Knobs and pulls can really define your cabinets as well.  Doing this will really set the them for your kitchen.  Do a lot of shopping around for knobs, they can get quite pricy so spend some time deciding what you REALLY want.  I found my knobs and cup pulls at Pottery Barn, sounds expensive right?  These were actually the best price for what I was wanting.  So check out those unexpected places too.  You may be surprised.  

Here is our kitchen after our remodel.  (I still need to glaze and put hardware on the upper cabinets, can you tell the difference?)  Originally the island was black.  I ended up not liking the black so I painted it and my desk this great green color and glazing it.  I had all of the supplies so it ended up costing me $3, the cost of the oops paint I used to paint them.  I really love the green in my house and I am so happy I did it!
(sob story alert!  I would share with you a before picture but while backing up my photos one day my hard drive crashed and I lost 18 months of pics, including those from my remodel.  If anyone know a good place for hard drive retrieval please let me know!)

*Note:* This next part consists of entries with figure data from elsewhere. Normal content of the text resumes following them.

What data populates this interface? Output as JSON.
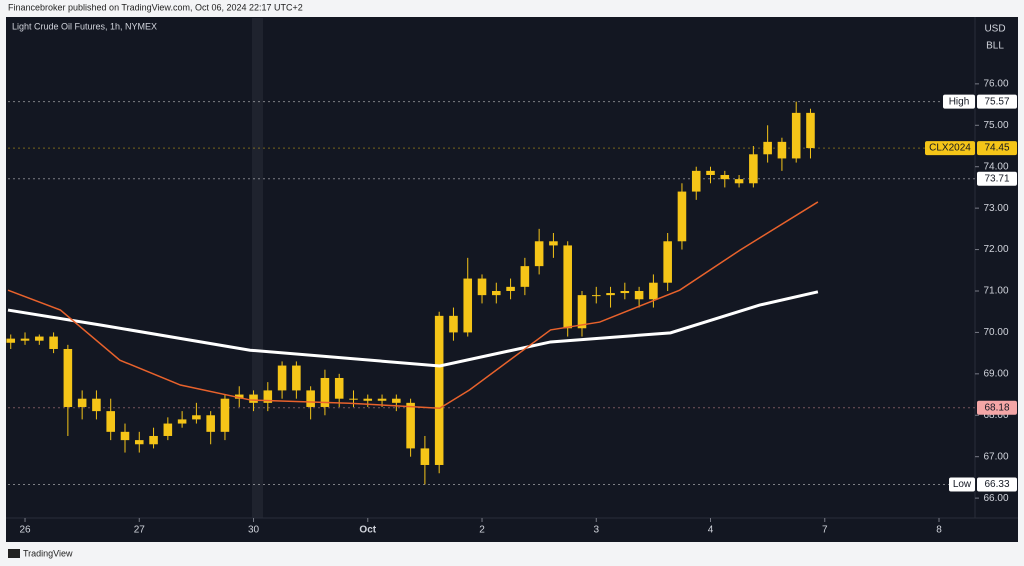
{
  "header": "Financebroker published on TradingView.com, Oct 06, 2024 22:17 UTC+2",
  "footer": "TradingView",
  "chart_data": {
    "type": "candlestick",
    "title": "Light Crude Oil Futures, 1h, NYMEX",
    "currency": "USD",
    "unit": "BLL",
    "color": "#f5c518",
    "x": [
      -0.125,
      0,
      0.125,
      0.25,
      0.375,
      0.5,
      0.625,
      0.75,
      0.875,
      1,
      1.125,
      1.25,
      1.375,
      1.5,
      1.625,
      1.75,
      1.875,
      2,
      2.125,
      2.25,
      2.375,
      2.5,
      2.625,
      2.75,
      2.875,
      3,
      3.125,
      3.25,
      3.375,
      3.5,
      3.625,
      3.75,
      3.875,
      4,
      4.125,
      4.25,
      4.375,
      4.5,
      4.625,
      4.75,
      4.875,
      5,
      5.125,
      5.25,
      5.375,
      5.5,
      5.625,
      5.75,
      5.875,
      6,
      6.125,
      6.25,
      6.375,
      6.5,
      6.625,
      6.75,
      6.875
    ],
    "open": [
      69.75,
      69.85,
      69.8,
      69.9,
      69.6,
      68.2,
      68.4,
      68.1,
      67.6,
      67.4,
      67.3,
      67.5,
      67.8,
      67.9,
      68.0,
      67.6,
      68.4,
      68.5,
      68.3,
      68.6,
      69.2,
      68.6,
      68.2,
      68.9,
      68.4,
      68.4,
      68.35,
      68.4,
      68.3,
      67.2,
      66.8,
      70.4,
      70.0,
      71.3,
      70.9,
      71.0,
      71.1,
      71.6,
      72.2,
      72.1,
      70.1,
      70.9,
      70.9,
      70.95,
      71.0,
      70.8,
      71.2,
      72.2,
      73.4,
      73.9,
      73.8,
      73.7,
      73.6,
      74.3,
      74.6,
      74.2,
      75.3
    ],
    "high": [
      69.95,
      70.0,
      69.95,
      70.0,
      69.7,
      68.6,
      68.6,
      68.4,
      67.8,
      67.6,
      67.7,
      67.95,
      68.1,
      68.3,
      68.1,
      68.5,
      68.7,
      68.6,
      68.8,
      69.3,
      69.3,
      68.7,
      69.1,
      69.0,
      68.6,
      68.5,
      68.5,
      68.5,
      68.4,
      67.5,
      70.5,
      70.6,
      71.8,
      71.4,
      71.2,
      71.3,
      71.8,
      72.5,
      72.4,
      72.2,
      71.0,
      71.1,
      71.1,
      71.2,
      71.1,
      71.4,
      72.4,
      73.6,
      74.0,
      74.0,
      73.9,
      73.8,
      74.5,
      75.0,
      74.7,
      75.57,
      75.4
    ],
    "low": [
      69.6,
      69.7,
      69.7,
      69.5,
      67.5,
      67.9,
      67.9,
      67.4,
      67.1,
      67.1,
      67.2,
      67.4,
      67.7,
      67.8,
      67.3,
      67.4,
      68.2,
      68.1,
      68.1,
      68.4,
      68.4,
      67.9,
      68.0,
      68.2,
      68.2,
      68.2,
      68.2,
      68.1,
      67.0,
      66.33,
      66.6,
      69.8,
      69.9,
      70.7,
      70.7,
      70.8,
      70.9,
      71.4,
      71.8,
      69.9,
      69.9,
      70.7,
      70.6,
      70.8,
      70.6,
      70.6,
      71.0,
      72.0,
      73.2,
      73.6,
      73.5,
      73.5,
      73.5,
      74.1,
      73.9,
      74.1,
      74.2
    ],
    "close": [
      69.85,
      69.8,
      69.9,
      69.6,
      68.2,
      68.4,
      68.1,
      67.6,
      67.4,
      67.3,
      67.5,
      67.8,
      67.9,
      68.0,
      67.6,
      68.4,
      68.5,
      68.3,
      68.6,
      69.2,
      68.6,
      68.2,
      68.9,
      68.4,
      68.4,
      68.35,
      68.4,
      68.3,
      67.2,
      66.8,
      70.4,
      70.0,
      71.3,
      70.9,
      71.0,
      71.1,
      71.6,
      72.2,
      72.1,
      70.1,
      70.9,
      70.9,
      70.95,
      71.0,
      70.8,
      71.2,
      72.2,
      73.4,
      73.9,
      73.8,
      73.7,
      73.6,
      74.3,
      74.6,
      74.2,
      75.3,
      74.45
    ],
    "overlays": [
      {
        "color": "#ffffff",
        "x": [
          -0.149,
          0.66,
          1.97,
          3.63,
          4.6,
          5.65,
          6.43,
          6.94
        ],
        "values": [
          70.54,
          70.18,
          69.57,
          69.19,
          69.77,
          69.99,
          70.66,
          70.98
        ]
      },
      {
        "color": "#e8622c",
        "x": [
          -0.149,
          0.31,
          0.83,
          1.36,
          1.97,
          2.84,
          3.63,
          3.89,
          4.6,
          5.03,
          5.73,
          6.26,
          6.94
        ],
        "values": [
          71.02,
          70.54,
          69.33,
          68.73,
          68.37,
          68.29,
          68.17,
          68.61,
          70.06,
          70.25,
          71.02,
          71.99,
          73.15
        ]
      }
    ],
    "price_labels": [
      {
        "label": "High",
        "value": 75.57,
        "color": "#ffffff"
      },
      {
        "label": "CLX2024",
        "value": 74.45,
        "color": "#f5c518"
      },
      {
        "value": 73.71,
        "color": "#ffffff"
      },
      {
        "value": 68.18,
        "color": "#f4a6a6"
      },
      {
        "label": "Low",
        "value": 66.33,
        "color": "#ffffff"
      }
    ],
    "xlim": [
      -0.149,
      8.315
    ],
    "xticks": [
      {
        "value": 0,
        "label": "26"
      },
      {
        "value": 1,
        "label": "27"
      },
      {
        "value": 2,
        "label": "30"
      },
      {
        "value": 3,
        "label": "Oct"
      },
      {
        "value": 4,
        "label": "2"
      },
      {
        "value": 5,
        "label": "3"
      },
      {
        "value": 6,
        "label": "4"
      },
      {
        "value": 7,
        "label": "7"
      },
      {
        "value": 8,
        "label": "8"
      }
    ],
    "ylim": [
      65.52,
      77.59
    ],
    "yticks": [
      {
        "value": 66,
        "label": "66.00"
      },
      {
        "value": 67,
        "label": "67.00"
      },
      {
        "value": 68,
        "label": "68.00"
      },
      {
        "value": 69,
        "label": "69.00"
      },
      {
        "value": 70,
        "label": "70.00"
      },
      {
        "value": 71,
        "label": "71.00"
      },
      {
        "value": 72,
        "label": "72.00"
      },
      {
        "value": 73,
        "label": "73.00"
      },
      {
        "value": 74,
        "label": "74.00"
      },
      {
        "value": 75,
        "label": "75.00"
      },
      {
        "value": 76,
        "label": "76.00"
      }
    ]
  }
}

I will give you some fun tips to jazz up an island.  For the panels I bought some tongue and groove pine bead board at Home Depot.  The cabinet doors already were beaded, so the bead board panels really finished it off.  While planning my kitchen I looked into getting the panels from the manufacture and the price was outrageous.  Another example is the legs on the island.  I needed 3, the manufacture would have been $350 each.  I did some research and found these great hardwood legs at Outwater for $70 each.  What a great savings!  Outwater also sells hardwood knobs and all those neat wooden door racks to install on your cabinets too.  If you are doing a remodel I highly recommend using them.

This pic is of my desk.  Despite how the color looks bluer on the previous pictures this picture of my desk is a better representation of the color.  I also got the bun feet at Mesa Sales and painted them.  I kept the toe kicks black to help the feet stand out a little better.  Here is another kitchen savings tip,  If you cannot afford the granite countertops there are some great laminate counter tops that look a lot like granite.  I just recommend using a full round nose on the edges to make it a little more believable.  Also I asked to have backsplash removed and did a tile backslash.  (see first pic of my mega kitchen)   That laminate backslash is a dead give away that your countertops are laminate.  Now here is my reasoning.  countertops are easier to replace than cabinets.  So if granite does not fit into your budget with the cabinets you want settle for the laminate for now and you can upgrade down the road, hopefully!

I caught my friend Danielle just before she moved to snag these pics of her kitchen.  She first painted the cabinets red and then decide to paint them black.  That worked out great when distressing them.  The red shows through perfectly.  And her red bead board looks great with the black cabinets.

Here is a good pic to show the distressing.

This is a real fun idea.  I did this to my kitchen too, but I put in plexi glass.  The chicken wire is very cute!  If you have a recessed panel door and it is pretty thin chinky wood you can cut out the panel and add something else.  This makes for a fun decorative door.  

Here is another fun detail of the black.  I really do love how Danielle's kitchen looks, but I will tell you why I painted my island from the black to green.  Believe it or not, black is hard to keep clean.  It is not forgiving of dust and water spots like lighter colors are.  I felt like it was always dirty and frankly I am not the kind of person who wipes down my cabinets daily.  So if you are considering painting your cabinets black keep that in mind.

This is a little bit easier way to give your cabinets some pizazz!  Kim did her cabinets by painting chalkboard paint on the recessed part of her cabinet.  It looks really fun and can be versatile.
So good luck on this and hopefully this inexpensive fix can give you the kitchen you want.  And if you every want to send me some before and after pics of your kitchen I would love to share them on this post.  Happy Painting!